Bolts of fabric and rolls of ribbon are stacked against one wall, while the particle-board shelving behind the sewing machine holds jars stuffed full of feathers and rhinestones and any other trimming you could imagine.
When Mama first got sick, I took over her orders. I’d been helping her in this room for as long as I can remember, so it wasn’t a big leap. But pageant dresses and custom-made costume jewelry didn’t bring in enough money to get Mama the treatments she needed or pay for all the medication she was on. So I had to get creative.
The job opening at the flower shop in nearby Greensboro was just the answer. Women love coming in the shop decked out in their best jewelry. They love talking about the parties they are hosting and the impressive guest list of those invited. And of course, they need us to deliver the arrangements and make sure everything is just right.
With so much pre-party commotion, it’s easy to slip in a forgotten room and unlatch a window. The key is not to take something when I’m there delivering flowers. That brings too much suspicion on the small group who were there early in the day. It’s better to let the missus get dressed for the party. Let her pick through her jewelry to decide what will look best. Make sure she remembers what was left in that little jewelry box before the party kicks off.
And then, when the house is bursting with guests and valet and waitstaff and bartenders, the forgotten flower shop girl has a chance to slip back in and grab the pieces that didn’t get chosen for the night. The police will inevitably ask when the last time Mrs. Albritton saw these three pieces was, and she will say it was just before the party started, therefore taking the flower delivery people out of the running of possible suspects.
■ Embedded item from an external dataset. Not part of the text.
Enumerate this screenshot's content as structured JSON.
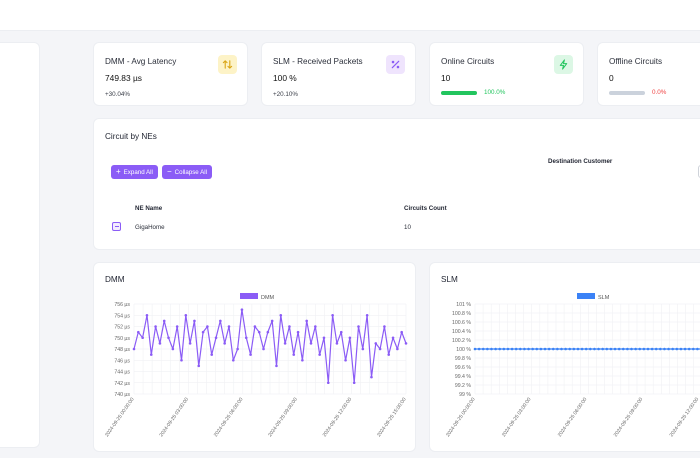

I also learned that it would be best to keep that version of me separate from the real version. Lucca Marino is a seventeen-year-old high school senior who sews dresses and makes costume jewelry to help her mother pay the bills. The girl at the flower store has different hair, different makeup, and answers to a different name.
It takes some time to pry the stones from their settings before I can drop the gold into a small melting pot. Next week I’ll drive in the opposite direction, crossing into Virginia, to get rid of the stones and gold. No one ever recognizes their stones once they’re free of their settings.
It’s a lot of risk for a couple hundred bucks, but we need every penny we can get. I’ve learned you’ve got to target the exact right woman. She’s well off enough that she hires a professional florist to decorate for her party and has a few nice pieces of jewelry that she feels comfortable enough to shove into a bathroom drawer but not so well off that there’s a safe to crack or a security system to disarm.
I work carefully. Looking at each piece through an LED magnifying lamp, it’s slow work prying each prong off without damaging the stone. Mama would have had this done in minutes. Well, not really. She’d beat my ass if she knew what I was using her tools for. I had to decide a long time ago that what she doesn’t know can’t hurt her.
I finish up just before midnight. I still have a paper to write, and Mama needs another dose of her meds before I can crawl into bed. Putting the tools away and cutting off the light, I’m already thinking about the wedding tomorrow night.
Chapter 8
Present Day
It takes ten minutes to get myself under control. Panicking was a dumb move, and one I hope I don’t end up regretting.